Greg Sheridan, who I suspect is no monarchist , wrote about the role of Australia at Gallipoli in a comment in The Australian on 28 April, 2005, "ANZACS DIED FOR A REASON".
He began by saying that this year, the nation had commemorated Anzac Day magnificently, with much debate about its story and meaning. The only sour note came, he wrote, from the New Zealand Chief of the Defence Force, Bruce Ferguson. In what Mr Sheridan found to be a bizarre and puerile speech, the NZ officer had engaged in British bashing, and claimed that Gallipoli represented, for Australia and New Zealand, the high-water mark of our imperial subservience.
It is a sad commentary on New Zealand that this form of politically correct adolescent pouting finds expression at the top of its military, wrote Mr.Sheridan. In his opinion, New Zealand has turned her back on having a modern defence force. Australia has not. Of course, on this ACM has no view, but his analysis of the ANZAC presence at Gallipoli is relevant to an understanding of how we became to be so involved in the First World War.
This came about not out of imperial subservience, but rather as the voluntary decision of a self governing nation. He continued:
"While Anzac Day unites us, it also shows how different we are… (T)hose in Australia who would like us to take the New Zealand option, of isolation, irrelevance and military irresponsibility, have the greatest trouble with Anzac Day. …..
They often take refuge in two clichés of profound dishonesty. One, that all war is futile. Two, that Australia has a history of fighting other people’s wars, which it should have stayed out of.
There is a great arrogance of ignorance at work here. Much of the banality of contemporary intellectual discussion comes from people who read only things that are written in their own lifetime, who have no real sense of the past.
It is a fantastic and insane conceit to imagine that only Australians of the past decade or two, and certainly none before World War II, have ever thought intelligently and independently about the nation’s security.
In World War I, Australia was contributing to the maintenance of the global order, which provided for our security. As well as being a morally just cause, given that Germany had invaded Belgium and France, it was in our vital national interest that Britain and her allies prevail."

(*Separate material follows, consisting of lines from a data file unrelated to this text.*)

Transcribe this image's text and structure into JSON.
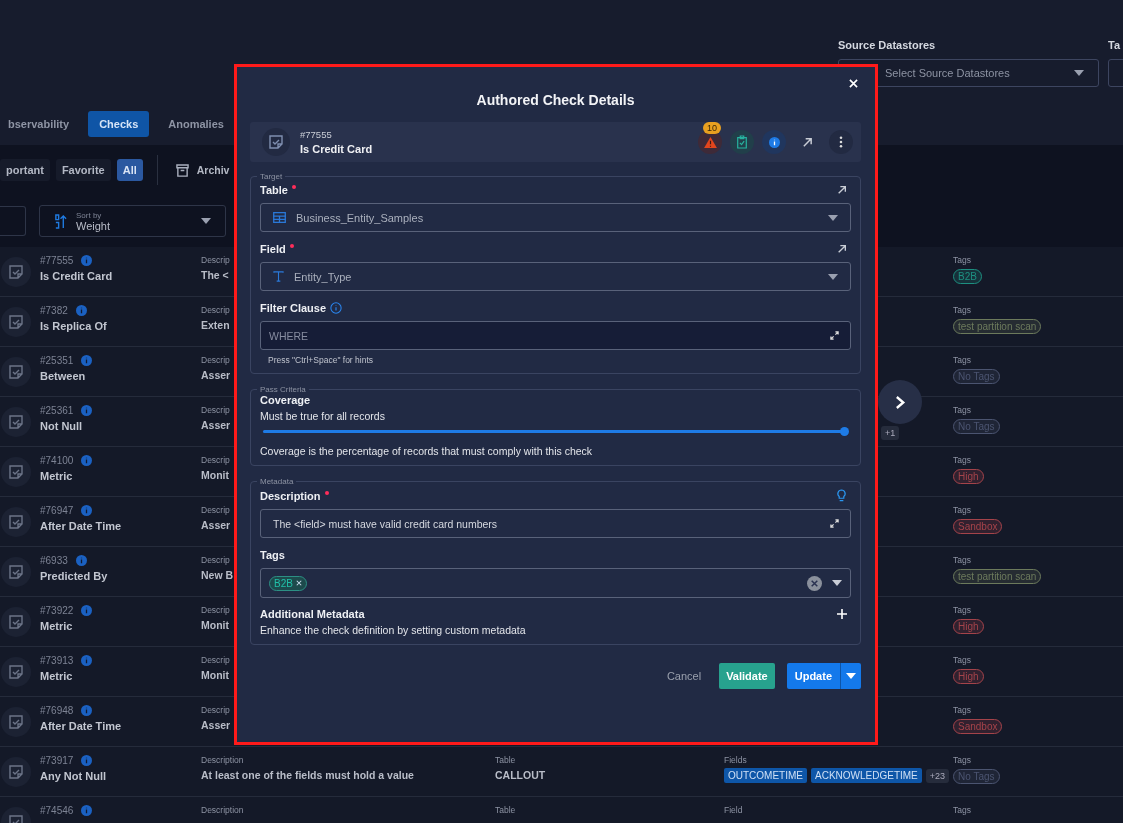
{
  "filters": {
    "source_label": "Source Datastores",
    "source_placeholder": "Select Source Datastores",
    "next_label": "Ta"
  },
  "tabs": [
    {
      "label": "bservability",
      "selected": false
    },
    {
      "label": "Checks",
      "selected": true
    },
    {
      "label": "Anomalies",
      "selected": false
    }
  ],
  "quick_filters": [
    {
      "label": "portant",
      "selected": false
    },
    {
      "label": "Favorite",
      "selected": false
    },
    {
      "label": "All",
      "selected": true
    }
  ],
  "archive_label": "Archiv",
  "sort": {
    "label": "Sort by",
    "value": "Weight"
  },
  "checks": [
    {
      "id": "#77555",
      "name": "Is Credit Card",
      "description_label": "Descrip",
      "description": "The <",
      "tags_label": "Tags",
      "tags": [
        {
          "label": "B2B",
          "color": "#1d8f80"
        }
      ]
    },
    {
      "id": "#7382",
      "name": "Is Replica Of",
      "description_label": "Descrip",
      "description": "Exten",
      "tags_label": "Tags",
      "tags": [
        {
          "label": "test partition scan",
          "color": "#6c7a5c"
        }
      ]
    },
    {
      "id": "#25351",
      "name": "Between",
      "description_label": "Descrip",
      "description": "Asser",
      "tags_label": "Tags",
      "tags": [
        {
          "label": "No Tags",
          "color": "#4b5470"
        }
      ]
    },
    {
      "id": "#25361",
      "name": "Not Null",
      "description_label": "Descrip",
      "description": "Asser",
      "fields_more": "+1",
      "tags_label": "Tags",
      "tags": [
        {
          "label": "No Tags",
          "color": "#4b5470"
        }
      ]
    },
    {
      "id": "#74100",
      "name": "Metric",
      "description_label": "Descrip",
      "description": "Monit",
      "tags_label": "Tags",
      "tags": [
        {
          "label": "High",
          "color": "#a4434a"
        }
      ]
    },
    {
      "id": "#76947",
      "name": "After Date Time",
      "description_label": "Descrip",
      "description": "Asser",
      "tags_label": "Tags",
      "tags": [
        {
          "label": "Sandbox",
          "color": "#a4434a"
        }
      ]
    },
    {
      "id": "#6933",
      "name": "Predicted By",
      "description_label": "Descrip",
      "description": "New B",
      "tags_label": "Tags",
      "tags": [
        {
          "label": "test partition scan",
          "color": "#6c7a5c"
        }
      ]
    },
    {
      "id": "#73922",
      "name": "Metric",
      "description_label": "Descrip",
      "description": "Monit",
      "tags_label": "Tags",
      "tags": [
        {
          "label": "High",
          "color": "#a4434a"
        }
      ]
    },
    {
      "id": "#73913",
      "name": "Metric",
      "description_label": "Descrip",
      "description": "Monit",
      "tags_label": "Tags",
      "tags": [
        {
          "label": "High",
          "color": "#a4434a"
        }
      ]
    },
    {
      "id": "#76948",
      "name": "After Date Time",
      "description_label": "Descrip",
      "description": "Asser",
      "tags_label": "Tags",
      "tags": [
        {
          "label": "Sandbox",
          "color": "#a4434a"
        }
      ]
    },
    {
      "id": "#73917",
      "name": "Any Not Null",
      "description_label": "Description",
      "description": "At least one of the fields must hold a value",
      "table_label": "Table",
      "table": "CALLOUT",
      "fields_label": "Fields",
      "fields": [
        "OUTCOMETIME",
        "ACKNOWLEDGETIME"
      ],
      "fields_more": "+23",
      "tags_label": "Tags",
      "tags": [
        {
          "label": "No Tags",
          "color": "#4b5470"
        }
      ]
    },
    {
      "id": "#74546",
      "description_label": "Description",
      "table_label": "Table",
      "fields_label": "Field",
      "tags_label": "Tags"
    }
  ],
  "modal": {
    "title": "Authored Check Details",
    "check": {
      "id": "#77555",
      "name": "Is Credit Card",
      "anomaly_count": "10"
    },
    "target": {
      "legend": "Target",
      "table_label": "Table",
      "table_required": true,
      "table_value": "Business_Entity_Samples",
      "field_label": "Field",
      "field_required": true,
      "field_value": "Entity_Type",
      "filter_label": "Filter Clause",
      "filter_placeholder": "WHERE",
      "filter_hint": "Press \"Ctrl+Space\" for hints"
    },
    "pass_criteria": {
      "legend": "Pass Criteria",
      "label": "Coverage",
      "rule": "Must be true for all records",
      "level": 1,
      "note": "Coverage is the percentage of records that must comply with this check"
    },
    "metadata": {
      "legend": "Metadata",
      "description_label": "Description",
      "description_required": true,
      "description": "The <field> must have valid credit card numbers",
      "tags_label": "Tags",
      "tags": [
        "B2B"
      ],
      "additional_label": "Additional Metadata",
      "additional_note": "Enhance the check definition by setting custom metadata"
    },
    "buttons": {
      "cancel": "Cancel",
      "validate": "Validate",
      "update": "Update"
    }
  }
}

Greg Sheridan found support for his view from Opposition Leader Kim Beazley, who in a recent speech to the Lowy Institute, said:
"It is impossible to imagine a world in which Australians did not go ashore that morning at Gallipoli. But there was nothing inevitable about it. They were there because of … strategic decisions taken by Australian political leaders. The Gallipoli legend of today minimises these decisions. It suggests that Australians found themselves on the Turkish shore that day because their political leaders were too unimaginative, too supine, too emotionally tied to Britain to see that this was someone elses war, in which Australia had no part.
This is a travesty of the truth … Australians as a people thought carefully about their security in the decades before 1914. As the strategic challenge from Germany grew from the 1880s, they recognised that Britain would be less and less able to continue guaranteeing Australia’s security. And they realised that as Britain started looking for allies in Europe and Asia, its interests would sometimes diverge from Australias.

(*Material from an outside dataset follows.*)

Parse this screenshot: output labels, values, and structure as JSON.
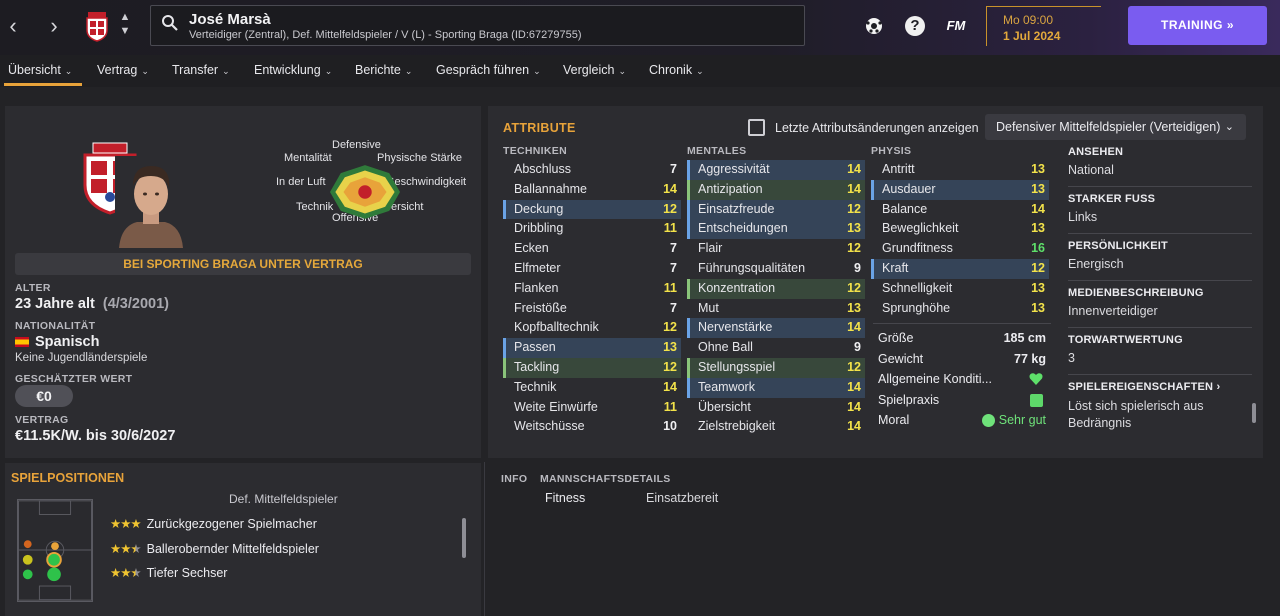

We started to see ourselves, not as a mere strategic appendage of empire, but as an active partner in imperial security. As such we had our own unique interests and perspectives, and our own responsibilities.
We cannot understand the decisions of 1914, and we cannot understand Gallipoli, if we do not understand that Australia had compelling, direct and distinctively Australian strategic reasons to play its part in helping to ensure that British power was not eclipsed. We needed British power to help defend us from what we saw – rather presciently as it turned out – as direct threats closer to home."
It is the greatest nonsense, writes Greg Sheridan , to say that Australians have traditionally fought other people’s wars. He says that until World War II the international system to which we belonged was the British Empire. He continued:
"With all the Irish blood in my veins I have no subjective nostalgia for the British Empire, but it provided for Australian security. Its limitations became clear with the fall of Singapore.
Since then, the international system we have belonged to is the US alliance system. It, too, makes a fundamental contribution to Australian security. In supporting those international systems Australian leaders were not succumbing to imperial subservience but trying to provide for the security of their citizens."
One side issue of the ANZAC commemoration this year was the suppression of the singing of God Save The Queen at the Dawn Service in Melbourne.
The Herald Sun asked me about this. I said I hoped that the veterans had been consulted before any change in the traditional service was made. I suspect that the change for change sake brigade is at it again.